Global Regulatory Update: Transformative Trends Driving Digital Financial Services
The year 2020 will be forever remembered for the coronavirus pandemic that affected millions of lives around the globe. The global health crisis has strained healthcare systems and medical professionals globally and its impact on just about every industry has forced organizations to alter their operations.
The pandemic has also driven governments around the world to enact laws, policies and regulations that enable business digitally and remotely. While the pandemic prioritized the move to digital services, the reality is the industry has been migrating to digital for some time. But the pandemic exposed shortcomings in security and technical infrastructure, particularly in jurisdictions and financial institutions (FIs) that have been lagging in their migration to digital.

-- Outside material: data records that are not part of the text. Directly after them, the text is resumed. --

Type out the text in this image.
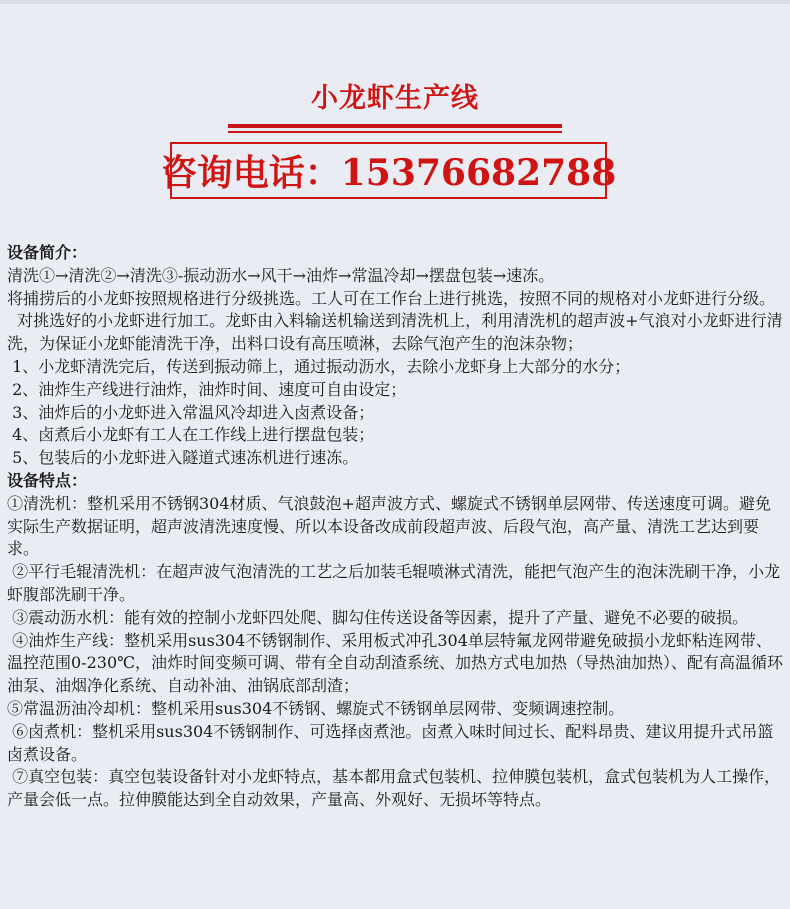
小龙虾生产线
咨询电话：15376682788

设备简介：

清洗①→清洗②→清洗③-振动沥水→风干→油炸→常温冷却→摆盘包装→速冻。

将捕捞后的小龙虾按照规格进行分级挑选。工人可在工作台上进行挑选，按照不同的规格对小龙虾进行分级。

对挑选好的小龙虾进行加工。龙虾由入料输送机输送到清洗机上，利用清洗机的超声波+气浪对小龙虾进行清洗，为保证小龙虾能清洗干净，出料口设有高压喷淋，去除气泡产生的泡沫杂物；

1、小龙虾清洗完后，传送到振动筛上，通过振动沥水，去除小龙虾身上大部分的水分；

2、油炸生产线进行油炸，油炸时间、速度可自由设定；

3、油炸后的小龙虾进入常温风冷却进入卤煮设备；

4、卤煮后小龙虾有工人在工作线上进行摆盘包装；

5、包装后的小龙虾进入隧道式速冻机进行速冻。

设备特点：

①清洗机：整机采用不锈钢304材质、气浪鼓泡+超声波方式、螺旋式不锈钢单层网带、传送速度可调。避免实际生产数据证明，超声波清洗速度慢、所以本设备改成前段超声波、后段气泡，高产量、清洗工艺达到要求。

②平行毛辊清洗机：在超声波气泡清洗的工艺之后加装毛辊喷淋式清洗，能把气泡产生的泡沫洗刷干净，小龙虾腹部洗刷干净。

③震动沥水机：能有效的控制小龙虾四处爬、脚勾住传送设备等因素，提升了产量、避免不必要的破损。

④油炸生产线：整机采用sus304不锈钢制作、采用板式冲孔304单层特氟龙网带避免破损小龙虾粘连网带、温控范围0-230℃，油炸时间变频可调、带有全自动刮渣系统、加热方式电加热（导热油加热）、配有高温循环油泵、油烟净化系统、自动补油、油锅底部刮渣；

⑤常温沥油冷却机：整机采用sus304不锈钢、螺旋式不锈钢单层网带、变频调速控制。

⑥卤煮机：整机采用sus304不锈钢制作、可选择卤煮池。卤煮入味时间过长、配料昂贵、建议用提升式吊篮卤煮设备。

⑦真空包装：真空包装设备针对小龙虾特点，基本都用盒式包装机、拉伸膜包装机，盒式包装机为人工操作，产量会低一点。拉伸膜能达到全自动效果，产量高、外观好、无损坏等特点。
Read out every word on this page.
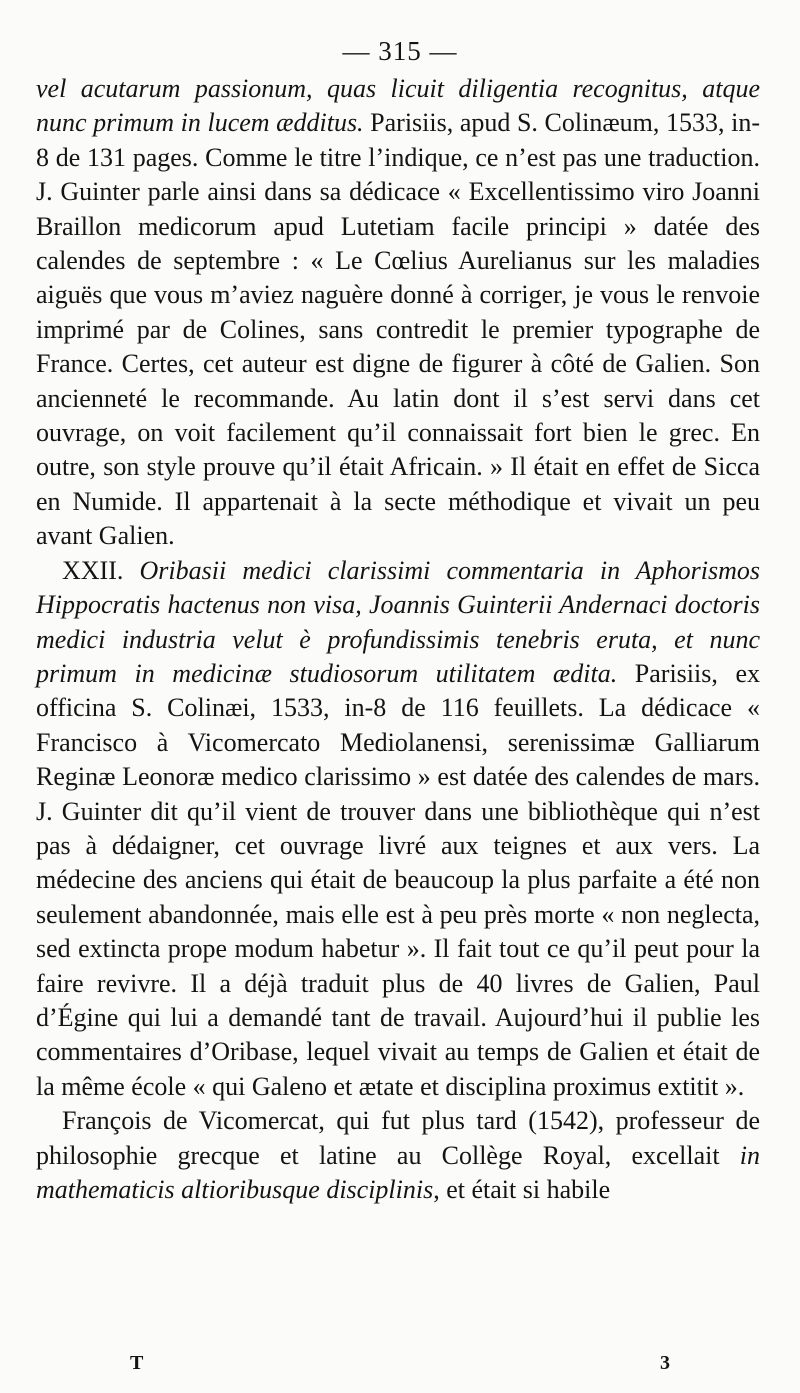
— 315 —

vel acutarum passionum, quas licuit diligentia recognitus, atque nunc primum in lucem ædditus. Parisiis, apud S. Colinæum, 1533, in-8 de 131 pages. Comme le titre l’indique, ce n’est pas une traduction. J. Guinter parle ainsi dans sa dédicace « Excellentissimo viro Joanni Braillon medicorum apud Lutetiam facile principi » datée des calendes de septembre : « Le Cœlius Aurelianus sur les maladies aiguës que vous m’aviez naguère donné à corriger, je vous le renvoie imprimé par de Colines, sans contredit le premier typographe de France. Certes, cet auteur est digne de figurer à côté de Galien. Son ancienneté le recommande. Au latin dont il s’est servi dans cet ouvrage, on voit facilement qu’il connaissait fort bien le grec. En outre, son style prouve qu’il était Africain. » Il était en effet de Sicca en Numide. Il appartenait à la secte méthodique et vivait un peu avant Galien.

XXII. Oribasii medici clarissimi commentaria in Aphorismos Hippocratis hactenus non visa, Joannis Guinterii Andernaci doctoris medici industria velut è profundissimis tenebris eruta, et nunc primum in medicinæ studiosorum utilitatem ædita. Parisiis, ex officina S. Colinæi, 1533, in-8 de 116 feuillets. La dédicace « Francisco à Vicomercato Mediolanensi, serenissimæ Galliarum Reginæ Leonoræ medico clarissimo » est datée des calendes de mars. J. Guinter dit qu’il vient de trouver dans une bibliothèque qui n’est pas à dédaigner, cet ouvrage livré aux teignes et aux vers. La médecine des anciens qui était de beaucoup la plus parfaite a été non seulement abandonnée, mais elle est à peu près morte « non neglecta, sed extincta prope modum habetur ». Il fait tout ce qu’il peut pour la faire revivre. Il a déjà traduit plus de 40 livres de Galien, Paul d’Égine qui lui a demandé tant de travail. Aujourd’hui il publie les commentaires d’Oribase, lequel vivait au temps de Galien et était de la même école « qui Galeno et ætate et disciplina proximus extitit ».

François de Vicomercat, qui fut plus tard (1542), professeur de philosophie grecque et latine au Collège Royal, excellait in mathematicis altioribusque disciplinis, et était si habile

T	3
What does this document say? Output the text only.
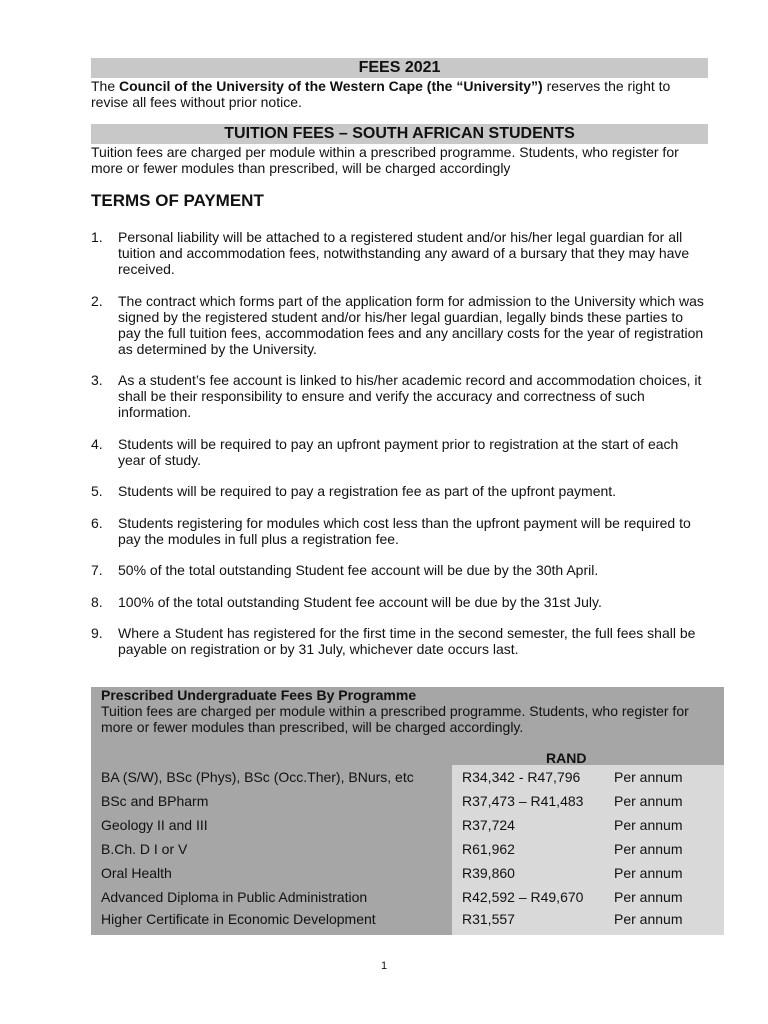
FEES 2021

The Council of the University of the Western Cape (the “University”) reserves the right to revise all fees without prior notice.

TUITION FEES – SOUTH AFRICAN STUDENTS

Tuition fees are charged per module within a prescribed programme. Students, who register for more or fewer modules than prescribed, will be charged accordingly

TERMS OF PAYMENT
1.	Personal liability will be attached to a registered student and/or his/her legal guardian for all tuition and accommodation fees, notwithstanding any award of a bursary that they may have received.
2.	The contract which forms part of the application form for admission to the University which was signed by the registered student and/or his/her legal guardian, legally binds these parties to pay the full tuition fees, accommodation fees and any ancillary costs for the year of registration as determined by the University.
3.	As a student’s fee account is linked to his/her academic record and accommodation choices, it shall be their responsibility to ensure and verify the accuracy and correctness of such information.
4.	Students will be required to pay an upfront payment prior to registration at the start of each year of study.
5.	Students will be required to pay a registration fee as part of the upfront payment.
6.	Students registering for modules which cost less than the upfront payment will be required to pay the modules in full plus a registration fee.
7.	50% of the total outstanding Student fee account will be due by the 30th April.
8.	100% of the total outstanding Student fee account will be due by the 31st July.
9.	Where a Student has registered for the first time in the second semester, the full fees shall be payable on registration or by 31 July, whichever date occurs last.
Prescribed Undergraduate Fees By Programme
Tuition fees are charged per module within a prescribed programme. Students, who register for more or fewer modules than prescribed, will be charged accordingly.
RAND
BA (S/W), BSc (Phys), BSc (Occ.Ther), BNurs, etc	R34,342 - R47,796	Per annum
BSc and BPharm	R37,473 – R41,483	Per annum
Geology II and III	R37,724	Per annum
B.Ch. D I or V	R61,962	Per annum
Oral Health	R39,860	Per annum
Advanced Diploma in Public Administration	R42,592 – R49,670	Per annum
Higher Certificate in Economic Development	R31,557	Per annum
1
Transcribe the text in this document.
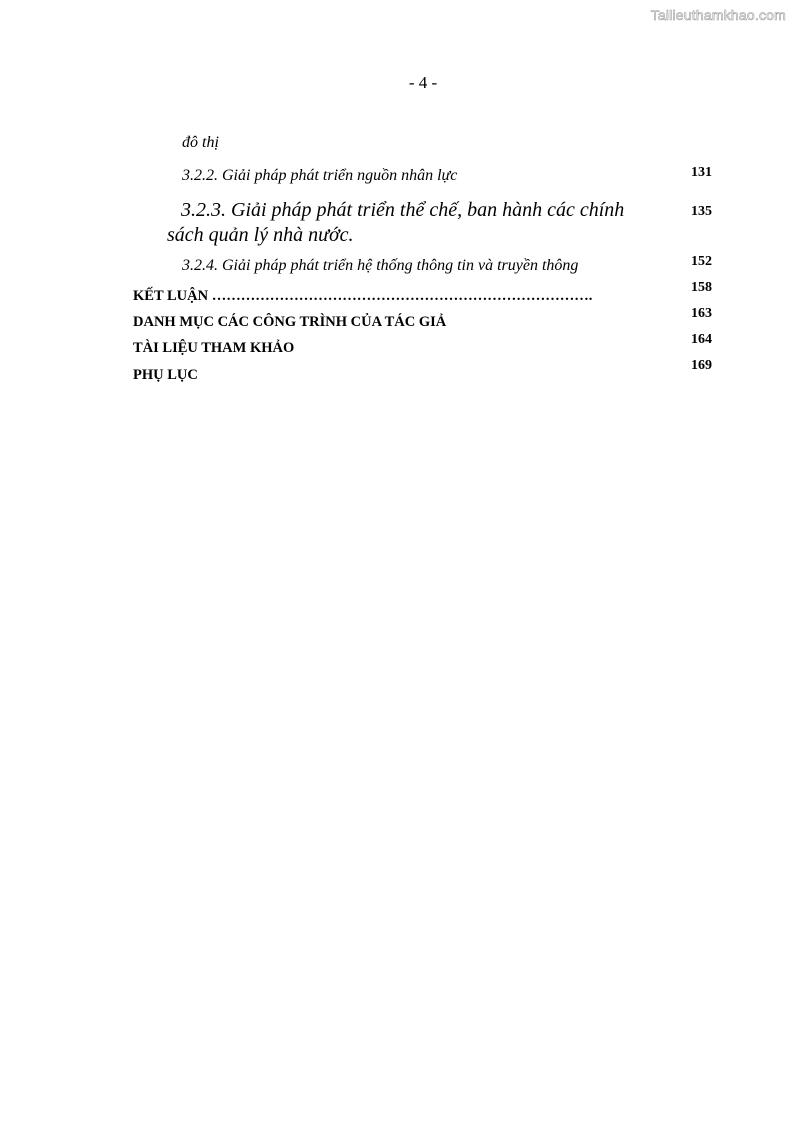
Tailieuthamkhao.com
- 4 -
đô thị
3.2.2. Giải pháp phát triển nguồn nhân lực	131
3.2.3. Giải pháp phát triển thể chế, ban hành các chính
sách quản lý nhà nước.
135
3.2.4. Giải pháp phát triển hệ thống thông tin và truyền thông	152
KẾT LUẬN …………………………………………………………………….
158
DANH MỤC CÁC CÔNG TRÌNH CỦA TÁC GIẢ
163
TÀI LIỆU THAM KHẢO
164
PHỤ LỤC
169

The impact of COVID-19 on the digitization of financial services is one of the overarching themes of our inaugural OneSpan Global Financial Regulations Report. This new report is concentrated on regulatory developments and recently enacted laws that FIs must comply with to conduct business in the digital economy. It spans digital identity, fraud prevention, data protection, digital payments security, open banking, anti-money laundering (AML), electronic signatures, and remote online notarization.
Our goal here is to inform you of important regulatory changes impacting the financial services industry. Get the full update in our inaugural annual report or read on for the highlights.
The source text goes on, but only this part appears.